Kamis, 27 Juni 2013

MADIBA

Tanggal 18 juli nanti, usianya genap 95 tahun. Dia telah melaksanakan tugasnya sebagai manusia dengan sangat luar biasa.

Penyakit infeksi paru-paru yang menggerogotinya sudah menyiksanya sekian lama. Mungkin jalan terbaik baginya adalah kembali kepada Sang Pencipta. Bukankah kematian juga merupakan bagian dari kehidupan? Tapi kecintaan masyarakat Afrika juga seluruh penduduk dunia seolah menarik separuh jiwanya untuk tetap berada di bumi, tidak bisa beranjak sepenuhnya.

Kakek yang sering menggunakan kemeja batik lengan panjang ini telah menghabiskan hampir separuh hidupnya di balik jeruji penjara (1964-1990) karena pembangkangannya terhadap Apharteid di Africa Selatan waktu itu. Apharteid adalah sistem pemisahan ras yang diterapkan oleh pemerintah kulit putih di Afrika Selatan dari sekitar awal abad ke-20 hingga tahun 1990. Pada tahun 1993, tiga tahun setelah menikmati kebebasannya, Mandela yang akrab disapa Madiba ini menerima Nobel perdamaian. Selanjutnya, Madiba menjabat sebagai Presiden kulit hitam pertama di Afrika Selatan (1994-1999).

Invictus, saya kira film garapan sutradara Clint Eastwood ini sukses menggambarkan sosok Mandela sih penyayang itu. Invictus sendiri adalah puisi karya William Ernest Henley. Mandela yang diperankan oleh Morgan Freeman mengutip bait terakhir dari puisi tersebut "I thank whatever Gods may be, For my unconquerable soul, I am the master of my fate, I am the captain of my soul", menuliskannya dikertas, dan memberikannya kepada Kapten Rugby Afrika Selatan waktu itu----Francois Pienaar yang diperankan oleh Matt Damon, yang mana hampir seluruh pemainnya adalah dari kulit putih (apharteid).

Berkat dukungan Mandela, Tim Rugby Afrika Selatan mampu mengalahkan Tim dari New Zealand dan menjadi pemenang Rugby World Cup 1995, yang juga diselenggarakan di Afrika Selatan. Kemenangan tersebutlah yang menjadi tonggak pemersatu orang kulit putih dan orang kulit hitam di Afrika Selatan, dan menandakan matinya Apharteid. Orang-orang tumpah ruah dijalan merayakan kemenangan tersebut. Tanpa banyak yang tahu, itulah tujuan Mandela memberikan dukungan sebesar-besarnya kepada Tim Rugby tersebut. Untuk melihat seluruh penduduk dinegerinya bersatu, sama  rata, tanpa membedakan warna kulit dan ras.

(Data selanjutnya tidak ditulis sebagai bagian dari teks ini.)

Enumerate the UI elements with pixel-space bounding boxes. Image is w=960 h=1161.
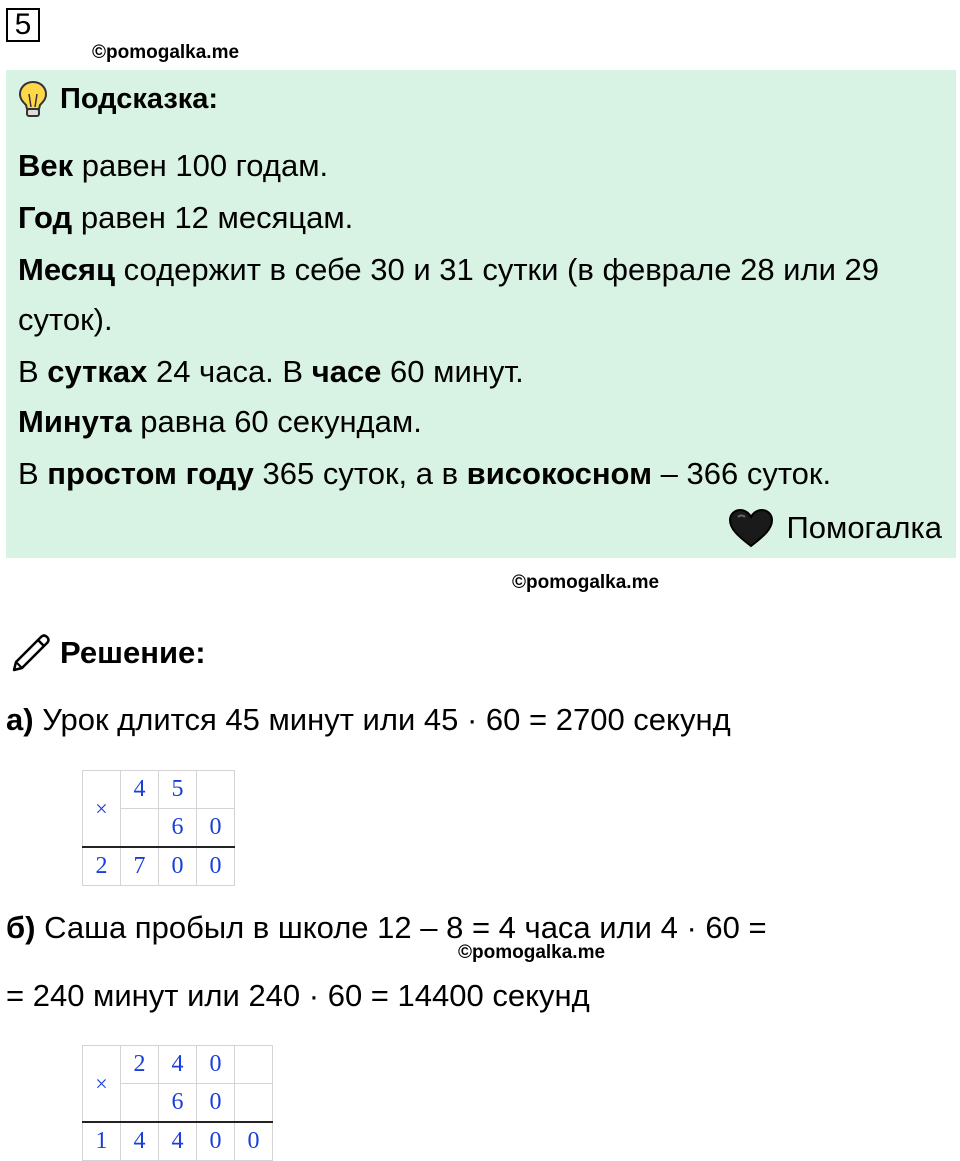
grid-cell: 6: [159, 809, 197, 848]
grid-cell: [121, 809, 159, 848]
grid-cell: 4: [121, 771, 159, 809]
hint-term: сутках: [47, 354, 148, 389]
grid-cell: 7: [121, 847, 159, 886]
grid-cell: 4: [159, 1046, 197, 1084]
solution-b: [6, 910, 767, 946]
hint-title: [18, 80, 218, 118]
solution-b-label: б): [6, 910, 36, 945]
grid-cell: 0: [235, 1122, 273, 1161]
heart-icon: [728, 508, 774, 548]
hint-text: содержит в себе 30 и 31 сутки (в феврале 28 или 29: [115, 252, 879, 287]
hint-line: [18, 354, 524, 390]
hint-text: 365 суток, а в: [253, 456, 467, 491]
multiply-sign: ×: [83, 1046, 121, 1123]
grid-cell: [121, 1084, 159, 1123]
task-number: 5: [6, 8, 40, 42]
hint-line: [18, 302, 113, 338]
grid-cell: 1: [83, 1122, 121, 1161]
hint-text: равен 100 годам.: [73, 148, 329, 183]
hint-line: [18, 200, 353, 236]
grid-cell: [235, 1046, 273, 1084]
grid-cell: 5: [159, 771, 197, 809]
solution-a-label: а): [6, 702, 34, 737]
grid-cell: 0: [197, 1084, 235, 1123]
hint-term: Год: [18, 200, 73, 235]
solution-a-text: Урок длится 45 минут или 45 · 60 = 2700 секунд: [33, 702, 731, 737]
hint-term: простом году: [47, 456, 254, 491]
hint-title-text: Подсказка:: [60, 82, 219, 115]
lightbulb-icon: [18, 80, 48, 118]
calc-grid-a: [82, 770, 235, 886]
hint-term: Век: [18, 148, 74, 183]
grid-cell: 0: [197, 809, 235, 848]
hint-line: [18, 148, 328, 184]
grid-cell: [235, 1084, 273, 1123]
grid-cell: 2: [121, 1046, 159, 1084]
watermark: ©pomogalka.me: [458, 942, 606, 963]
grid-cell: [197, 771, 235, 809]
signature-text: Помогалка: [786, 510, 942, 545]
hint-text: 24 часа. В: [147, 354, 312, 389]
hint-text: 60 минут.: [381, 354, 524, 389]
hint-text: В: [18, 456, 48, 491]
solution-title-text: Решение:: [60, 635, 206, 670]
hint-term: часе: [311, 354, 382, 389]
hint-text: В: [18, 354, 48, 389]
grid-cell: 4: [121, 1122, 159, 1161]
hint-text: равна 60 секундам.: [131, 404, 422, 439]
hint-line: [18, 404, 422, 440]
grid-cell: 0: [197, 1122, 235, 1161]
watermark: ©pomogalka.me: [512, 572, 660, 593]
signature: [728, 508, 942, 548]
solution-b-continued: = 240 минут или 240 · 60 = 14400 секунд: [6, 978, 590, 1013]
hint-line: [18, 456, 831, 492]
grid-cell: 2: [83, 847, 121, 886]
hint-text: равен 12 месяцам.: [72, 200, 354, 235]
watermark: ©pomogalka.me: [92, 42, 240, 63]
grid-cell: 4: [159, 1122, 197, 1161]
hint-text: – 366 суток.: [652, 456, 832, 491]
solution-title: [10, 632, 206, 674]
multiply-sign: ×: [83, 771, 121, 848]
hint-term: високосном: [466, 456, 653, 491]
hint-line: [18, 252, 879, 288]
grid-cell: 0: [197, 847, 235, 886]
grid-cell: 0: [197, 1046, 235, 1084]
grid-cell: 0: [159, 847, 197, 886]
grid-cell: 6: [159, 1084, 197, 1123]
solution-a: [6, 702, 731, 738]
solution-b-text: Саша пробыл в школе 12 – 8 = 4 часа или 4 · 60 =: [35, 910, 767, 945]
pencil-icon: [10, 632, 52, 674]
calc-grid-b: [82, 1045, 273, 1161]
hint-box: [6, 70, 956, 558]
hint-term: Минута: [18, 404, 132, 439]
hint-text: суток).: [18, 302, 113, 337]
hint-term: Месяц: [18, 252, 116, 287]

Meskipun seluruh pejabat dan perangkat pemerintahan waktu itu adalah orang kulit putih, Mandela tidak menyimpan dendam sedikitpun apalagi menyingkirkannya. Pada hari pertama masuk ke gedung Presiden, dia hanya mengumpulkan seluruh stafnya yang hampir semuanya berkulit pucat, dan menyampaikan bahwa dia tidak akan menyingkirkan siapapun, hanya saja, jika masih ada yang masih menganggap orang kulit hitam sebagai warga negara kelas dua, silahkan keluar dari kantor ini. Penderitaan yang telah dilewatinya selama dalam penjara, tak lantas menghabiskan rasa cintanya kepada kemanusiaan. Dia bahkan mengangkat beberapa orang kulit putih sebagai orang kepercayaan/ajudannya, padahal jelas itu sangat berbahaya bagi keselamatannya. Katanya "Forgiveness liberates the soul".

Hari ini, Madiba masih terbaring lemas dipembaringannya. Tak ada kata yang mampu mengungkapkan betapa kebaikannya, perjuangannya, kebesaran hatinya, telah menyelamatkan generasi-generasi setelahnya. Madiba, jika hanya kematian yang bisa membebaskanmu dari sakit yang menderamu saat ini, mungkin sebaiknya orang-orang yang mencintaimu belajar untuk mengikhlaskanmu.